Drafting a Letter of Intent without the PitfallsBy Nina Kaufman, Esq.
Letters of intent can be dangerous things in the wrong hands. Also called memoranda of understanding, term sheets, or discussion sheets, a letter of intent (LOI) is a document that outlines an agreement between two or more parties before the agreement is finalized. Kinda like a “pre-agreement agreement.” Paradoxically, entrepreneurs often use LOIs when they want a commitment from each other, but not a legally binding commitment. They will use them to
- clarify the key points of a complex transaction for the convenience of the parties
- declare officially that the parties are currently negotiating, as in a merger or joint venture proposal
- provide safeguards in case a deal collapses during negotiation
Here’s the problem with letters of intent:
Depending on the exact wording, LOIs can bind you just as much as any other kind of contract. Even if that wasn’t your intent. In fact, an agreement doesn’t have to be labeled an “agreement” or a “contract” in order to be legally binding. Whether or not a document constitutes a binding contract depends only on the presence of well-defined legal elements in the text of the document. And therein lies the rub: sometimes, entrepreneurs are so keen on getting something in writing (but without wanting to expend the legal fees), that they create LOIs themselves without making sure they have the right legal language in there. It’s like rushing to have an engagement party, only to find out that you’ve had a Vegas wedding instead. And walking away from a marriage is a lot messier than breaking off an engagement.
Is Your Memorandum of Understanding Ripe for Misunderstanding?
If not worded properly, letters of intent can be construed very differently that you originally intended. Here’s a cautionary tale:
Casey (from California) and Debra (from Delaware) were colleagues, eager to start a holistic health center in Sedona Arizona. They had excited discussed their visions for the center. They were still in the early planning stages and weren’t ready to sign a partnership agreement (so they thought) , but wanted to make a concrete commitment to the venture – and to each other.

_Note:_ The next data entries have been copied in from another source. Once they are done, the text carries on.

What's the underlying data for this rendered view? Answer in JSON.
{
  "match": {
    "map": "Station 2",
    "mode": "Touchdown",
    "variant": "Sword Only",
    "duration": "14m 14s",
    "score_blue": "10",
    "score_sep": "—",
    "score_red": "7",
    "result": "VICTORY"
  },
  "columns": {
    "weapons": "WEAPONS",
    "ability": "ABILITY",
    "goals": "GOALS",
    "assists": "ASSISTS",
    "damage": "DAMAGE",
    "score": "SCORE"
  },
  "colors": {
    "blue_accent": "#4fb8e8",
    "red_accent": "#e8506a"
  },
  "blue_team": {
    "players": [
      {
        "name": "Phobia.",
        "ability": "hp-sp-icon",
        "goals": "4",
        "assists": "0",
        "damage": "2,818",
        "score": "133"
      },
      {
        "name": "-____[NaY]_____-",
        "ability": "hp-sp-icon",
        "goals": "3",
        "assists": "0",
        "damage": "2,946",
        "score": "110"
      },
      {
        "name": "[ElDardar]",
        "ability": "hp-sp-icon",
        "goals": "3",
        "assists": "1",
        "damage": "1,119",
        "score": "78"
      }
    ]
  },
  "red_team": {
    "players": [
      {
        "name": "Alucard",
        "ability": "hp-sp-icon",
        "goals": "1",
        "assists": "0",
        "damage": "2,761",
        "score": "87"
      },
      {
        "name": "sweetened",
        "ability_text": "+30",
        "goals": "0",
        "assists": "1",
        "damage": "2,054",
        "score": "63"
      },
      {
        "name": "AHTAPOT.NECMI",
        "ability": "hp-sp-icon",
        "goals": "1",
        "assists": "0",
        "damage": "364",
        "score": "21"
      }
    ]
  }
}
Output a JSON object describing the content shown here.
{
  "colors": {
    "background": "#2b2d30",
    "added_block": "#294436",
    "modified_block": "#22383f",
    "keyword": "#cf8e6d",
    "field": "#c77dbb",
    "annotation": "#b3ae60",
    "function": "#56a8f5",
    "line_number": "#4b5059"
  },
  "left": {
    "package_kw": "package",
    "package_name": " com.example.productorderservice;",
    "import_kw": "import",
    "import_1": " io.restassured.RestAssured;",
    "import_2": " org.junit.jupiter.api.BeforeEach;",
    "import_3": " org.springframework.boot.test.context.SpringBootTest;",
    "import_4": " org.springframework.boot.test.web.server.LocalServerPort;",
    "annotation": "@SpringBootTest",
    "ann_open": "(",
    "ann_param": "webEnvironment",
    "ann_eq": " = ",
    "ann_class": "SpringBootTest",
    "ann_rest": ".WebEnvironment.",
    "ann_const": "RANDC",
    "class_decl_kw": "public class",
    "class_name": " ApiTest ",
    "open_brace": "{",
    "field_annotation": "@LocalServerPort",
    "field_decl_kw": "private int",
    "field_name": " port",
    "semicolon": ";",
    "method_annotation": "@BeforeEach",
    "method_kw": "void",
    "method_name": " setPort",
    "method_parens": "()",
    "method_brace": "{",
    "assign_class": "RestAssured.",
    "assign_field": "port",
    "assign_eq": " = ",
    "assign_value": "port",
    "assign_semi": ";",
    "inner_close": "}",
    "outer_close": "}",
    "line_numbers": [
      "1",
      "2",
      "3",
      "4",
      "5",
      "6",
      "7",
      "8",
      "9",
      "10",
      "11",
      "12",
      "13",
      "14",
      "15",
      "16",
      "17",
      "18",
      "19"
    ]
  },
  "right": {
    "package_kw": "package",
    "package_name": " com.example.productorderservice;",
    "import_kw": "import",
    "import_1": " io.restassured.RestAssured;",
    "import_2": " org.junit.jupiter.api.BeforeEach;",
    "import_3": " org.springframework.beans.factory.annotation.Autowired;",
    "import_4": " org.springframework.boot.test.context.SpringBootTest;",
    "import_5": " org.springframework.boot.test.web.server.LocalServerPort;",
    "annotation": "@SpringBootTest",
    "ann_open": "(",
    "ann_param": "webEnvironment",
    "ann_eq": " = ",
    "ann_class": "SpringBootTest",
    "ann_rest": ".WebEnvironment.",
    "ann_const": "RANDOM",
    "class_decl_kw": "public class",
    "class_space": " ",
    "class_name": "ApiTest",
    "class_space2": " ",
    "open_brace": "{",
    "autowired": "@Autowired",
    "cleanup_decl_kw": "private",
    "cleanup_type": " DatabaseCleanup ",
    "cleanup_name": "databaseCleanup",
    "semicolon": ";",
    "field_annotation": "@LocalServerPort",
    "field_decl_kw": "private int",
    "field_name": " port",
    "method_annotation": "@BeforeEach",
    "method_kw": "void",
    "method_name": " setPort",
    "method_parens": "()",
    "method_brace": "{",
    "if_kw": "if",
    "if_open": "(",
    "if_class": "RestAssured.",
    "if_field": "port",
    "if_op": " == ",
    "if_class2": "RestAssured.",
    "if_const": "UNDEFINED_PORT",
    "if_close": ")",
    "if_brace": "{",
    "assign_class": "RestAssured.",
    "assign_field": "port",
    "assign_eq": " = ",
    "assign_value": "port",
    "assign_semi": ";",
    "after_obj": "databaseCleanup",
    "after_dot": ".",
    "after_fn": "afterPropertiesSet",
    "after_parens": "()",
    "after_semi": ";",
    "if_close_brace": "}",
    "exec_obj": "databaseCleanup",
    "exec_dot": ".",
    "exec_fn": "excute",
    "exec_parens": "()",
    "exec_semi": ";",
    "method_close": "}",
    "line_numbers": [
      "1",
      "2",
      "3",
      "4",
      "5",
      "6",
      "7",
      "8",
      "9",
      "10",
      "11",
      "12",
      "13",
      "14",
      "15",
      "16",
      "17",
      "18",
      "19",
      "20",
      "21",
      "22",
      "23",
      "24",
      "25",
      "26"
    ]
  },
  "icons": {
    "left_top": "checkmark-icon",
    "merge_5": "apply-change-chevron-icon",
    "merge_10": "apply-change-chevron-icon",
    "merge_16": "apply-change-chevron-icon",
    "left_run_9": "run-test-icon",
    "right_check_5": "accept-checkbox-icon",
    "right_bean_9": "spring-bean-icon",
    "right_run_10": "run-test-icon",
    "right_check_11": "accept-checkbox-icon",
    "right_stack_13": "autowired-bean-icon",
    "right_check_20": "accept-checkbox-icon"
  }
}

So they created a letter of intent. The LOI indicated that they were committed to developing the idea and forming the business within 9 months, which they would own 50/50. That each would contribute $10,000 in start-up capital. That Casey would scout out real estate. That Debra would look into licenses, regulations, and other administrative details. That they would keep their discussions confidential and exclusive to each other.
Trouble was, Debra didn’t do any of the work she promised. Casey invested a lot of money in airfare, hotels, and brokers’ fees in trying to secure a location for the center and wanted Debra to reimburse her for half. Debra refused. Casey sued in California. Debra replied that Casey didn’t have a case – after all they had only signed a letter of intent. The court disagreed with both of them. It held that Casey needed to bring her lawsuit in Delaware, where Debra lived. But also, that there were enough material terms in the LOI to make the obligations legal and binding upon them as business partners, not just two people exploring an idea. So Debra would have to share in the expenses (not just the profits) of the venture.
Why might a court find that way? For example, nowhere did the letter of intent say that Casey and Debra’s relationship was subject to negotiating and signing a partnership agreement. Or that there were open-ended terms that the parties would need to agree upon before taking the next step. Such a result is v-e-r-y different from a “we can both just walk away if this doesn’t work out” attitude that many entrepreneurs have in mind when signing a letter of intent.
Letters of intent are supposed to make things easier by having the basic terms in writing. Ironically, you need an attorney even more with this type of agreement than you might with one that contains every jot and tittle . . . precisely because what’s left out can come as a nasty surprise. Especially if you don’t have the right language in the agreement that lets you exit the deal easily and gracefully. So make sure your letter of intent clearly state what you intended. Be sure to consult with an attorney before signing this type of an agreement.